One is a proposal to limit the number of short-term rentals in Paris, which he says benefits tourists, not residents.

Fabrice Petit, an agent with Lodgis, an agency specializing in short-term rentals for foreigners, disagrees. He says there is a real need for short term housing in the French capital, even for French interns or temporary workers.

“If you make short-term rentals illegal, it's hard to imagine where they would stay,” he says.

But despite the limited market and high prices, first-time buyers are still interested, as interest rates are relatively low. And it’s not just French buyers.

Ricour de Bourgies says that British and Russian buyers, who left the market in 2008 during the financial crisis, have come back to over the last six months. And there are new investors now, too: from India, China and Brazil.

“They buy very large flats in historical parts of Paris, with very specific views,” he says.

He says 20 per cent of the Paris housing is bought by foreigners. Though they tend to be attracted to more expensive apartments, he dismisses any talk of a housing bubble. Speculators, he says, have left as prices reached their peak.

“For people who want to make money with the housing market, they have gone to areas affected by the Grand Paris project,” he explains.

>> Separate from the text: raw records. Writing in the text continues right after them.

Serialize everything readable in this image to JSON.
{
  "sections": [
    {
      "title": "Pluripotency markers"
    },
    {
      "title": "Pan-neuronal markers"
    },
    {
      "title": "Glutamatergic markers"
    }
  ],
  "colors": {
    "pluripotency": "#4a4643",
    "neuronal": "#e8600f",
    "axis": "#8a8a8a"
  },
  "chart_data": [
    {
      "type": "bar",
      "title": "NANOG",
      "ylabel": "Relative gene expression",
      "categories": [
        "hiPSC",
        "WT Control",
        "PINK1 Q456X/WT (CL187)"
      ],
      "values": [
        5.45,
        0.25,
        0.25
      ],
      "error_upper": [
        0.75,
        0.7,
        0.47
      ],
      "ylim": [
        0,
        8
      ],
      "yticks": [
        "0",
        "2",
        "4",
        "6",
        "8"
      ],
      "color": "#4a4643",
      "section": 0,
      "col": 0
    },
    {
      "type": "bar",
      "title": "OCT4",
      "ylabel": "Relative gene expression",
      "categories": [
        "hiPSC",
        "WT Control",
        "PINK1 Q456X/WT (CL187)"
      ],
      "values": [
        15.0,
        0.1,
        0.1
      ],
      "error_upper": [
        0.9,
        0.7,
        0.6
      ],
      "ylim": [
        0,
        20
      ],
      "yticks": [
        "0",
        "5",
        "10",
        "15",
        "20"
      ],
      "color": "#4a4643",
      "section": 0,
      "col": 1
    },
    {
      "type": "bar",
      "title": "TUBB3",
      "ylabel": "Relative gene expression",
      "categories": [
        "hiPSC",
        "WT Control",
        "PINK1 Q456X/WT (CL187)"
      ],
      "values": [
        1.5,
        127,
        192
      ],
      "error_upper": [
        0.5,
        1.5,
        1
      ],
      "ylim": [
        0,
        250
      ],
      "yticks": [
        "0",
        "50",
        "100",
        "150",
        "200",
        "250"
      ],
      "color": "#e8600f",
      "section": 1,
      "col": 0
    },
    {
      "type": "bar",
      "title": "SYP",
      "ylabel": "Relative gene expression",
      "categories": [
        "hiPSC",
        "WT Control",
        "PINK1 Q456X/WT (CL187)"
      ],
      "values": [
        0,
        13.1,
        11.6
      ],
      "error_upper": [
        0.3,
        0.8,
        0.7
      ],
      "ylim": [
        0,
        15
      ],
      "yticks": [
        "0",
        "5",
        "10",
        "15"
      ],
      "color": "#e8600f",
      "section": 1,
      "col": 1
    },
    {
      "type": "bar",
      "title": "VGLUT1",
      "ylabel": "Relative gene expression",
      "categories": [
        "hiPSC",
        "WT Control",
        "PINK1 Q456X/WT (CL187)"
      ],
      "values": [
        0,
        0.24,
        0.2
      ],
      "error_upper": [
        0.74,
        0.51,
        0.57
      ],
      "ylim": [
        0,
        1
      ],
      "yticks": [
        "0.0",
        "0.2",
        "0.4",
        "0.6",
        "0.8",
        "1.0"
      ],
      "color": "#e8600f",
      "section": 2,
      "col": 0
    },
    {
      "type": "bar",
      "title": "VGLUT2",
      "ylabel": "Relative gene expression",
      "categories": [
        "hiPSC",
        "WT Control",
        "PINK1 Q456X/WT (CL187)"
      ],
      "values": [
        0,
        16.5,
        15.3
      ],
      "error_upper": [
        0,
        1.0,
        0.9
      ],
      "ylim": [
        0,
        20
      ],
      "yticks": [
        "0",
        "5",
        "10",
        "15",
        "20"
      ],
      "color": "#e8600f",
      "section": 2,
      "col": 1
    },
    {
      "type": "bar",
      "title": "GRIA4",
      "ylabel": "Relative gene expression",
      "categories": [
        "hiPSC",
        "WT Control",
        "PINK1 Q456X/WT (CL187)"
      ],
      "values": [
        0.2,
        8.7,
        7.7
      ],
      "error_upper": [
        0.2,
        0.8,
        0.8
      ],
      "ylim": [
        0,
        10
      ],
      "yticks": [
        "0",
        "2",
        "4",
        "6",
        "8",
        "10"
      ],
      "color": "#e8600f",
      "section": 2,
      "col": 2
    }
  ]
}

The Grand Paris or Greater Paris is a 35-billion-euro urban renewal project conceived of by President Nicolas Sarkozy. The idea is to link up regions around the capital with high-speed transit lines, and renew the housing stock

Ricour de Bourgies says it will benefit not just high-end buyers, but also low income renters: some 700,000 housing units are to be built over the next ten years, he says, by a mix of public and private developers.

“There is not enough construction in Paris, and this project of President Sarkozy’s, the Grand Paris, it's the solution,” he says.